We conduct experiments on two different domain adaptation benchmarks, i.e. Office-31[1] and Office-home[2], to show the superior performance of our methods. Since Office-31 is a relatively small dataset, we label 30 images in each active learning stage. As for Office-home, we label 1% of unlabeled data in each stage. First, we compare with the pure-score-based sampling strategies where we directly choose samples with the highest acquisition scores (best performance highlighted in bold). The result shows that our proposed methods consistently outperform entropy, a widely used uncertainty estimator. In addition, we also modify CLUE, which is a state-of-the-art method considering both uncertainty and diversity, based on our proposed score. The model surpasses CLUE ~1% on average top-1 accuracy in the early stages, which suggests that we need to consider both classification and domain alignment in the sampling process.

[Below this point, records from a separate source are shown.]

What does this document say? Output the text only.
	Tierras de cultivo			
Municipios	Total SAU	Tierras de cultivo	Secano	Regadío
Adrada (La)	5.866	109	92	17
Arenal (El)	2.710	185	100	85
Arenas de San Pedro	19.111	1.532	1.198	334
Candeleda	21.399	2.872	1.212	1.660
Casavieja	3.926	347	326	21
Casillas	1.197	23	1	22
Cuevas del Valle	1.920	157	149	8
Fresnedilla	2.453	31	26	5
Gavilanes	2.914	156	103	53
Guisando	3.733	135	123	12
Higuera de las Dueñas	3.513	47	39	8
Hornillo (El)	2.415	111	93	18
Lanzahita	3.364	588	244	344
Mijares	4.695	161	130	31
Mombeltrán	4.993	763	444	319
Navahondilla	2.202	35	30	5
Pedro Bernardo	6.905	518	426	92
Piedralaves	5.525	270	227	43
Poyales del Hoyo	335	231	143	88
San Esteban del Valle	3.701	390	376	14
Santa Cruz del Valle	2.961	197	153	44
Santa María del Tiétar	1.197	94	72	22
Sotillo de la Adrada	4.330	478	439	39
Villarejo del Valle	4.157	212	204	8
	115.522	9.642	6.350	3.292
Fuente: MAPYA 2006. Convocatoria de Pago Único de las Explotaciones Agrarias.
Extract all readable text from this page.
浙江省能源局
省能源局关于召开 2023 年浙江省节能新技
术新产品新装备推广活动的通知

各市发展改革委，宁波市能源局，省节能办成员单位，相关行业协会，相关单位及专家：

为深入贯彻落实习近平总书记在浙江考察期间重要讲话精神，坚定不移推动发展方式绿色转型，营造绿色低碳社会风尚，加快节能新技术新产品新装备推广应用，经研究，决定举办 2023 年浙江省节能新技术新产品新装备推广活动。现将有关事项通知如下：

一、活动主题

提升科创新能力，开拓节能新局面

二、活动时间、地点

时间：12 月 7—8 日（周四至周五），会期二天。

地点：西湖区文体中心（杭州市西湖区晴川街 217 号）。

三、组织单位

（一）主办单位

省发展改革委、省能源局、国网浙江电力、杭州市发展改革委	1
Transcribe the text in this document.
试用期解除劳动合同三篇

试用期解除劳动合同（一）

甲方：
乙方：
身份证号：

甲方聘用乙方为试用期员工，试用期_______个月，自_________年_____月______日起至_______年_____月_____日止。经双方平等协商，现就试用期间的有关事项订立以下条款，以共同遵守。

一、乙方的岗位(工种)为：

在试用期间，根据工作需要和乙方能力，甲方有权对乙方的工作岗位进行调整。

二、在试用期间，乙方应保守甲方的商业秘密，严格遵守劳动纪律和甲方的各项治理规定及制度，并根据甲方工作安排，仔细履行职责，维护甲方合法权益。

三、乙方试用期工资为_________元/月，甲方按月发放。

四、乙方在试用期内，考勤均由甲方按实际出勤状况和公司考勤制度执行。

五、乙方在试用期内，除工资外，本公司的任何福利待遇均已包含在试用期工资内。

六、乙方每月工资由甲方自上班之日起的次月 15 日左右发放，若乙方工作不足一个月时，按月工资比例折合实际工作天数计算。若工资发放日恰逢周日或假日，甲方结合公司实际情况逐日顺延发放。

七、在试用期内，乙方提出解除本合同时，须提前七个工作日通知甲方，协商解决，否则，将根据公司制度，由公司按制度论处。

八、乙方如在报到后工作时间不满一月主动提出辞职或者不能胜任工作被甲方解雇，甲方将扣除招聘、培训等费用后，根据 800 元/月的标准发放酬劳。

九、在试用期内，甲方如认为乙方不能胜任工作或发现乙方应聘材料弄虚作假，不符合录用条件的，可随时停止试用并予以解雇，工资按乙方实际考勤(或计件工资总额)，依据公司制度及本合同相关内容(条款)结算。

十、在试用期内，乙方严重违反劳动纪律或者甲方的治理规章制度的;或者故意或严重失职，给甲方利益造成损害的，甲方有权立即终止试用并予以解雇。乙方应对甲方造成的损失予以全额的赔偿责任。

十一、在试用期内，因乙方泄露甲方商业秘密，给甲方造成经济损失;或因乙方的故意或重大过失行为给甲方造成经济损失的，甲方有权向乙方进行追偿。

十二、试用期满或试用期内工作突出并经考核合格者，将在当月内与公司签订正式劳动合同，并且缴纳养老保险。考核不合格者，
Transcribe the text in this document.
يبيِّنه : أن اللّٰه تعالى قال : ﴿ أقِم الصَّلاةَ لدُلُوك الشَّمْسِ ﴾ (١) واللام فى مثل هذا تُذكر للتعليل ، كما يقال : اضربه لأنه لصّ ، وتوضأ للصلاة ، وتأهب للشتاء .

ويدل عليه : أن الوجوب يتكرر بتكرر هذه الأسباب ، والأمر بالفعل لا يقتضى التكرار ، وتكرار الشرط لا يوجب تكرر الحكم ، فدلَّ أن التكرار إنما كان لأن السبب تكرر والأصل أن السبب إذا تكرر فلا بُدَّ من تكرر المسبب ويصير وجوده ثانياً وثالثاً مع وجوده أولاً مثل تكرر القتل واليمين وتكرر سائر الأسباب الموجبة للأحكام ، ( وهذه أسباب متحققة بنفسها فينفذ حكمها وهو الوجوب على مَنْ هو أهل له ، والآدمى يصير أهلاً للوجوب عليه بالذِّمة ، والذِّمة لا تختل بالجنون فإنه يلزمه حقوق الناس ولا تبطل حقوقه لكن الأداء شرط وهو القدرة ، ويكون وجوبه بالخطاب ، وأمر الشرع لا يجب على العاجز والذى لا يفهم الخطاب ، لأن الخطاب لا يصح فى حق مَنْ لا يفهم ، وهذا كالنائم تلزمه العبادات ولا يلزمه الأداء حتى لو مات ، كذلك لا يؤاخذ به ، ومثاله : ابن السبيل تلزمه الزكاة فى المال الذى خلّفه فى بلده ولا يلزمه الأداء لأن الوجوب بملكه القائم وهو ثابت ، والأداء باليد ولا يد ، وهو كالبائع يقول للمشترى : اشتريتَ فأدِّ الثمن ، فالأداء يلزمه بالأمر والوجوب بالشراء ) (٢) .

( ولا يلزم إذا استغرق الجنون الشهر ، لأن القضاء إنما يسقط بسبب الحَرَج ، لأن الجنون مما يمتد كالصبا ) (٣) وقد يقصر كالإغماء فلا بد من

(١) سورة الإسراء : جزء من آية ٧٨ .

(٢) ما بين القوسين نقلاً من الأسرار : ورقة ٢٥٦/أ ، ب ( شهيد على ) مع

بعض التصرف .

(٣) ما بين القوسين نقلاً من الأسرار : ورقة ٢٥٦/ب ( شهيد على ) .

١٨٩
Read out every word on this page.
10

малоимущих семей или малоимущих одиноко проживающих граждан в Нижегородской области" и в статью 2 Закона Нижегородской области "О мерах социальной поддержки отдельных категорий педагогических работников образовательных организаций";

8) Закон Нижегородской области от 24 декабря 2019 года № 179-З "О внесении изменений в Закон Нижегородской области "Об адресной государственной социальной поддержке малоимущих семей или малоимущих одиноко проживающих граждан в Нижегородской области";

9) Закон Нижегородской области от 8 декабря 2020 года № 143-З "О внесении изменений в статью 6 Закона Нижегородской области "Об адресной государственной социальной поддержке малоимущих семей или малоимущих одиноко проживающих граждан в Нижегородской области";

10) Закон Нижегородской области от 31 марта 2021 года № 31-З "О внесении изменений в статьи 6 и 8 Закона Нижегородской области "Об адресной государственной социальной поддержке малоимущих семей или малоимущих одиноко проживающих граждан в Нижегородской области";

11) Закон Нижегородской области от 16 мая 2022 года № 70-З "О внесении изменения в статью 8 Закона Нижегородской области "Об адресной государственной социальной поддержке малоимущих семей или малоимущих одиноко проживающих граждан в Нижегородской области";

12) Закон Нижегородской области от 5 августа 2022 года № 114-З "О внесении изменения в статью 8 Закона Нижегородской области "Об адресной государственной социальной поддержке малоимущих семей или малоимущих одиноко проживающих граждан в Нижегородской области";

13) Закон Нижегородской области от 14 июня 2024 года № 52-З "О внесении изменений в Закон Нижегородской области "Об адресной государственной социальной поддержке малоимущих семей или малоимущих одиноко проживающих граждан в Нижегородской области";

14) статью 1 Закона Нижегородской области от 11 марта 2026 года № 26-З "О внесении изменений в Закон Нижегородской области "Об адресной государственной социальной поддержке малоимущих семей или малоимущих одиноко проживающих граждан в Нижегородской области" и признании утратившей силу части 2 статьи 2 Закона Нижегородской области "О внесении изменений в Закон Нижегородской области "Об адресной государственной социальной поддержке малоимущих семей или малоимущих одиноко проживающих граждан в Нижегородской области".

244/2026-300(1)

Experiment results on Office-31 dataset.
Experiment results on Office-home dataset.

[1] Kate Saenko, Brian Kulis, Mario Fritz, and Trevor Darrell. Adapting visual category models to new domains. In ECCV, 2010.

[2] Hemanth Venkateswara, Jose Eusebio, Shayok Chakraborty, and Sethuraman Panchanathan. Deep hashing network for unsupervised domain adaptation. In CVPR, 2017.